As Susan Campbell Bartoletti describes it, the Ku Klux Klan was anything but permanently finished after the rash of arrests that occurred following President Grant's issue of the decree that habeas corpus could be suspended in some instances. In 1915 the Klan rose from the ashes with the release of the controversial movie The Birth of a Nation, which offered a less harsh view of the history of white supremacy in the United States. The Klan would see surges in popularity at various times after that, but never came close to matching the power that it wielded in its prime years during the reconstruction of the South after the Civil War. Today the Ku Klux Klan still continues to operate, existing as a warning to everybody of what the ominous hooded masks have represented in the past, and what they mean today for those of us of any race or creed who value the freedom of all groups of people to be themselves and express their beliefs openly and without fear in the United States of America.
Much of They Called Themselves the KKK is actually more a portrait of the battle for civil rights in the last quarter of the nineteenth century than just a profile of the Ku Klux Klan. Despite the basic downfall of the Klan in 1871, blacks who had never stopped struggling for true freedom after being emancipated would face very dark days in the future. Conventional slavery may have no longer been a big issue, but by 1896 it appears that the majority of Americans had bought into the government enforced state of white supremacy expressed by the Jim Crow laws, and for more than half a century that was the law of the land in our very own United States of America. The Ku Klux Klan had been more or less eradicated, but there was still a long way to go in the fight for freedom in which blacks still engaged as fervently as ever.

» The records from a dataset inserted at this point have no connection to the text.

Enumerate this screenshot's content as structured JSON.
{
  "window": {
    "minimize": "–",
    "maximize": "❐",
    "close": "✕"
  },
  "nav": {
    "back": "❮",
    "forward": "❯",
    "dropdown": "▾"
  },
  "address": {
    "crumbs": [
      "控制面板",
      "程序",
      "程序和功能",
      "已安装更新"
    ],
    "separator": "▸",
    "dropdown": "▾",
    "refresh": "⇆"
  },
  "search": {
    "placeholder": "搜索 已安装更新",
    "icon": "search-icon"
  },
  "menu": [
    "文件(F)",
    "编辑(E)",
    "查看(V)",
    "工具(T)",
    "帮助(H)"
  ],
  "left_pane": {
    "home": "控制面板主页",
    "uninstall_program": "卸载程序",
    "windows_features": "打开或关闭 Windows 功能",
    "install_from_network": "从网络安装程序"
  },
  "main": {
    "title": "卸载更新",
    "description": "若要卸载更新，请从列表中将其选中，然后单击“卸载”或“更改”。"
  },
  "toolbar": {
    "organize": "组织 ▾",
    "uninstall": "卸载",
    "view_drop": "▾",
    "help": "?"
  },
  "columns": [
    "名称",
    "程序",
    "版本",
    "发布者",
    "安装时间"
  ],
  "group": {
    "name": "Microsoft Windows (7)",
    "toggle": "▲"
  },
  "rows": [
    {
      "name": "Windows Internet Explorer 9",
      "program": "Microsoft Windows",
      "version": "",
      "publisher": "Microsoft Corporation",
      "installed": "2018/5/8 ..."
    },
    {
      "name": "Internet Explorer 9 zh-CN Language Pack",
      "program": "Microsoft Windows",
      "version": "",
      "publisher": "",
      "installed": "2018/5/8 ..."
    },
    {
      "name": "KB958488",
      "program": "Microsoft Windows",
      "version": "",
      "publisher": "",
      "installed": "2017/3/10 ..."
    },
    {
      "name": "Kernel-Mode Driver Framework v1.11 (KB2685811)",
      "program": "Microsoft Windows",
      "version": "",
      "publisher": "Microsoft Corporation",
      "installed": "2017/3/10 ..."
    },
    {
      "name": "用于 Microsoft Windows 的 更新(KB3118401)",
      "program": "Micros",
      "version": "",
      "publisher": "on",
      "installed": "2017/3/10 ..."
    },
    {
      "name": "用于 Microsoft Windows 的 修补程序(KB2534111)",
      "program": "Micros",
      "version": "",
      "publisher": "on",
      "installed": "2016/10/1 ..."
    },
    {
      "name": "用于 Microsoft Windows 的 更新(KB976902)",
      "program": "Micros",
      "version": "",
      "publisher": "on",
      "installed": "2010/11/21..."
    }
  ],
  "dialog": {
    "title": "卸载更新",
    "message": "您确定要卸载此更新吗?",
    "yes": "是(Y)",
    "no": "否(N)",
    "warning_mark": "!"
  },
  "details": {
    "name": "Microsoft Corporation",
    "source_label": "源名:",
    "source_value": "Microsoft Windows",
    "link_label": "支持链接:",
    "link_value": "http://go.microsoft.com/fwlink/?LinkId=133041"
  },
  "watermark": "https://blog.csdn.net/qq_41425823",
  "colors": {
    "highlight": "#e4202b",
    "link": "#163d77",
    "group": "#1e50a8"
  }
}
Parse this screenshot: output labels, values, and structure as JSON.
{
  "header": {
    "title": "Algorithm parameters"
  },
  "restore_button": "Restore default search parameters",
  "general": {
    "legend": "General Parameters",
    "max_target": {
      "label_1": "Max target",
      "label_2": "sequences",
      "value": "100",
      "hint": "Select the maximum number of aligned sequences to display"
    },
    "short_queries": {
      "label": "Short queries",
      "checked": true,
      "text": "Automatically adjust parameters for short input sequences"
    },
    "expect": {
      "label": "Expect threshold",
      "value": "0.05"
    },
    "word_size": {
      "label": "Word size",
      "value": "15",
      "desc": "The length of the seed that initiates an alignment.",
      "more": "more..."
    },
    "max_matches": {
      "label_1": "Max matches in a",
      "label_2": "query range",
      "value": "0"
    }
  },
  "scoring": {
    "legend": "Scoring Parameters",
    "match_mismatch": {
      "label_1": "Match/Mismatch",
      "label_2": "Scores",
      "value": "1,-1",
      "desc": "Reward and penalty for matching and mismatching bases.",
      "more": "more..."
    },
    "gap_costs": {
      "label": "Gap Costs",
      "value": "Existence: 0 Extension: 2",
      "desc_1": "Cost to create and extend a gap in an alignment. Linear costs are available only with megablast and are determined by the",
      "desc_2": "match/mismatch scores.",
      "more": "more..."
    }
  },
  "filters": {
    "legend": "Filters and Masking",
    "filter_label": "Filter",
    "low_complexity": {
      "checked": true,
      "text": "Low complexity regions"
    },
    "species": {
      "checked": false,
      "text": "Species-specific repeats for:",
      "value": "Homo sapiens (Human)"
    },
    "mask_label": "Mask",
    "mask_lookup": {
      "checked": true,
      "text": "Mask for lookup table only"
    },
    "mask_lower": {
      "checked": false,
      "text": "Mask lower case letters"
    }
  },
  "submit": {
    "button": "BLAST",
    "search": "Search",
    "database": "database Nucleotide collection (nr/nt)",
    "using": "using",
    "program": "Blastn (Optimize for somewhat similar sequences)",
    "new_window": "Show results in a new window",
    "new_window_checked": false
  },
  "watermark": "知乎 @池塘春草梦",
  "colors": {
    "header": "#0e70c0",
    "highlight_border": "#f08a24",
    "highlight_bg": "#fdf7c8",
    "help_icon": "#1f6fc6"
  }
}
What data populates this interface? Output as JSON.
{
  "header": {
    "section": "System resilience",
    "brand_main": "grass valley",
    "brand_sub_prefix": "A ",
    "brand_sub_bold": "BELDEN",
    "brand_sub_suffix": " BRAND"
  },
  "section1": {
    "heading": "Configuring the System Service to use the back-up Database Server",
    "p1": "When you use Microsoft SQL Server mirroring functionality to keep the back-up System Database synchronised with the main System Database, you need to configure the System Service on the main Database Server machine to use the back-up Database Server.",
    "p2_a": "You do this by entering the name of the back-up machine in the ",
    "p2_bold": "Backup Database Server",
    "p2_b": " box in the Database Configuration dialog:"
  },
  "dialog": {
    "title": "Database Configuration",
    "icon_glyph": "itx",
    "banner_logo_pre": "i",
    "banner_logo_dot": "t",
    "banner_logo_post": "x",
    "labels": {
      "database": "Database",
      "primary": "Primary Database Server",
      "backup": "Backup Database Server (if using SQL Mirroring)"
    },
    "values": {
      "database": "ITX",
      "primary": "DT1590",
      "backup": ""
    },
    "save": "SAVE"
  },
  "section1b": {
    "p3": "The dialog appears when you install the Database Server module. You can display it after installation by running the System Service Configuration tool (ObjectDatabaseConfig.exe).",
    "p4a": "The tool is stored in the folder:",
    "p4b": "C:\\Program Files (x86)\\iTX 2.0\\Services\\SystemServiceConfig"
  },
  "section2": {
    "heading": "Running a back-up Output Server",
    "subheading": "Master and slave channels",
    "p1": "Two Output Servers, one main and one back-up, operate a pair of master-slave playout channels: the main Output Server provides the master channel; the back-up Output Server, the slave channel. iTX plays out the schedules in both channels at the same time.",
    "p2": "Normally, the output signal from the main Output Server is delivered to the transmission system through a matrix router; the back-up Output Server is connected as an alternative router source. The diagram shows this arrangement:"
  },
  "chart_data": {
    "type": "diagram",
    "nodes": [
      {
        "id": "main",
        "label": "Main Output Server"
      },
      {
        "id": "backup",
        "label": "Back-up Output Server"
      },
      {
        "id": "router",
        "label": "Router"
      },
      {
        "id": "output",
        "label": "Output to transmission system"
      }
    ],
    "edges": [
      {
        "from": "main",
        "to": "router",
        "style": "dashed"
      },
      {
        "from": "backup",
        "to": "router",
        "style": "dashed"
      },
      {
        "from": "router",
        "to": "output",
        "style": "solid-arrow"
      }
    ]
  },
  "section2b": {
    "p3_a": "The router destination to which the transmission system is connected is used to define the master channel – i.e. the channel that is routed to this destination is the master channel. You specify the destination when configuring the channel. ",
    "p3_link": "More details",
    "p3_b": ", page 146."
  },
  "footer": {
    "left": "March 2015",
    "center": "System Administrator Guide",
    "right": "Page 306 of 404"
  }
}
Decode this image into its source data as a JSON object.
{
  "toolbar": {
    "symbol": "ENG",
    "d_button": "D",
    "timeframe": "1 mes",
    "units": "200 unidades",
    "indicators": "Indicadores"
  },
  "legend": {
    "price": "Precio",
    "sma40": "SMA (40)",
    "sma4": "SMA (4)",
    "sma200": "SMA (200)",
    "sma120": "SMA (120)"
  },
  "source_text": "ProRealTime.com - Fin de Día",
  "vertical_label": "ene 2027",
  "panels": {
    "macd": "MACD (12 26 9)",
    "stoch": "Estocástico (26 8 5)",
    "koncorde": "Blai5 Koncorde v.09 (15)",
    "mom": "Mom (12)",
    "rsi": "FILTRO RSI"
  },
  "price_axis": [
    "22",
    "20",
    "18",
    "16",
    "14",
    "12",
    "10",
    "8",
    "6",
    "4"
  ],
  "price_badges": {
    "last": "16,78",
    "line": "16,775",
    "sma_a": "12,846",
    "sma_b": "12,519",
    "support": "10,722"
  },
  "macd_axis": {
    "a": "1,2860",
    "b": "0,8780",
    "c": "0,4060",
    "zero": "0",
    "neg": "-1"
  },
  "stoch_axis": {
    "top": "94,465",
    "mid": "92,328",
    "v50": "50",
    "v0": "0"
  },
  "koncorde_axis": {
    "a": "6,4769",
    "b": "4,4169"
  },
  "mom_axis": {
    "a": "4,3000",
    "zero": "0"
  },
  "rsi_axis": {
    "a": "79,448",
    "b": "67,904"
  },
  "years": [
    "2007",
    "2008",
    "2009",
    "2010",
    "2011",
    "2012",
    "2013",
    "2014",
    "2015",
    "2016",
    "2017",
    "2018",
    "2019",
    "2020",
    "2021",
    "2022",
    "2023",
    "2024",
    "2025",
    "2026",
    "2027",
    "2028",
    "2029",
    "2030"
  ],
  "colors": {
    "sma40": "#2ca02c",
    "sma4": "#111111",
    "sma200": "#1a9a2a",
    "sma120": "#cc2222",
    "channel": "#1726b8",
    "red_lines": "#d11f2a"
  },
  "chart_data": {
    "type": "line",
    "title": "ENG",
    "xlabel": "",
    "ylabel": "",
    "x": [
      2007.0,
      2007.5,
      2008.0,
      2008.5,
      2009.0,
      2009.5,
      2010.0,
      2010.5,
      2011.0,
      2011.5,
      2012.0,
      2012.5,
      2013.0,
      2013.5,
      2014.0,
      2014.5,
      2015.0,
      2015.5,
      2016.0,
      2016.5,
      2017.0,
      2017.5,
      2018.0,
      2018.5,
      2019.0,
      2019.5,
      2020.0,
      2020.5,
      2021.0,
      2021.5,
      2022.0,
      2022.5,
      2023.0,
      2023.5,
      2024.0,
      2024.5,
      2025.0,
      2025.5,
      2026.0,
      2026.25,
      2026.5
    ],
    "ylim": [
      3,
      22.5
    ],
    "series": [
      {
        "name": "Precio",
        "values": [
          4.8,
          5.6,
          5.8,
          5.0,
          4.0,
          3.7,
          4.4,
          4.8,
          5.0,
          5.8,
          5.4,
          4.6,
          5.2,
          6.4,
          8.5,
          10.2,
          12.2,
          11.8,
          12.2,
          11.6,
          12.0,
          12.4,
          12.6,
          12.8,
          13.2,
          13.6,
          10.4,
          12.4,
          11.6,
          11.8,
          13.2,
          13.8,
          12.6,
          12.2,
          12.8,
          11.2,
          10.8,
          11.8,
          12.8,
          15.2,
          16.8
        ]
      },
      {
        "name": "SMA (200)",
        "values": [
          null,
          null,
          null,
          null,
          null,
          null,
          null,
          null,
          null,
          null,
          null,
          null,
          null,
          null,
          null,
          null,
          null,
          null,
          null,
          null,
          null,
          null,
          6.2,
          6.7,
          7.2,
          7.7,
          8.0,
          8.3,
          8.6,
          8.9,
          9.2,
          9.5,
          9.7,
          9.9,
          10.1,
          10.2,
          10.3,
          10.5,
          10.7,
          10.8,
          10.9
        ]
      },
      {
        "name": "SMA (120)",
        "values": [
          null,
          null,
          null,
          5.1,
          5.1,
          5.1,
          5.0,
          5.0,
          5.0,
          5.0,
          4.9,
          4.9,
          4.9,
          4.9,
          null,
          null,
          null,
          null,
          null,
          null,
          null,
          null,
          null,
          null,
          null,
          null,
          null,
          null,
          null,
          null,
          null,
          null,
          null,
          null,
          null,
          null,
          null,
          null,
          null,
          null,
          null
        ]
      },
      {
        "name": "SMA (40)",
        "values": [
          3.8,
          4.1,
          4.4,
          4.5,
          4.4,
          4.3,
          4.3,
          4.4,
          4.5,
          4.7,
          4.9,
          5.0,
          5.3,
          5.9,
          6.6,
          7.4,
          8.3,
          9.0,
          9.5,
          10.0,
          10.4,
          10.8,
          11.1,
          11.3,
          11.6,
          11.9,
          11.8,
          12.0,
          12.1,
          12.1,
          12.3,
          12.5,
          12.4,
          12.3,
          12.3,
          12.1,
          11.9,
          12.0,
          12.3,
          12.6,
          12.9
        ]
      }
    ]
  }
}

Susan Campbell Bartoletti has taken the idea of a book about the Ku Klux Klan and turned it into more, describing in terrific detail some crucial moments in American history and what the presence of the Klan in the past and present had to do with those moments. They Called Themselves the KKK focuses mostly on the era directly after the Civil War even though the Klan has done significant things since that time, but I think that the emphasis makes sense. The book's subtitle is The Birth of an American Terrorist Group, so I think that it's appropriate to center primarily on the events surrounding the genesis of the group. They Called Themselves the KKK is a work of insightful, deep research and remarkable historical value for readers of all age, and I would recommend it as probably the definitive book on the subject for young adult readers. I would give at least two and a half stars to this book.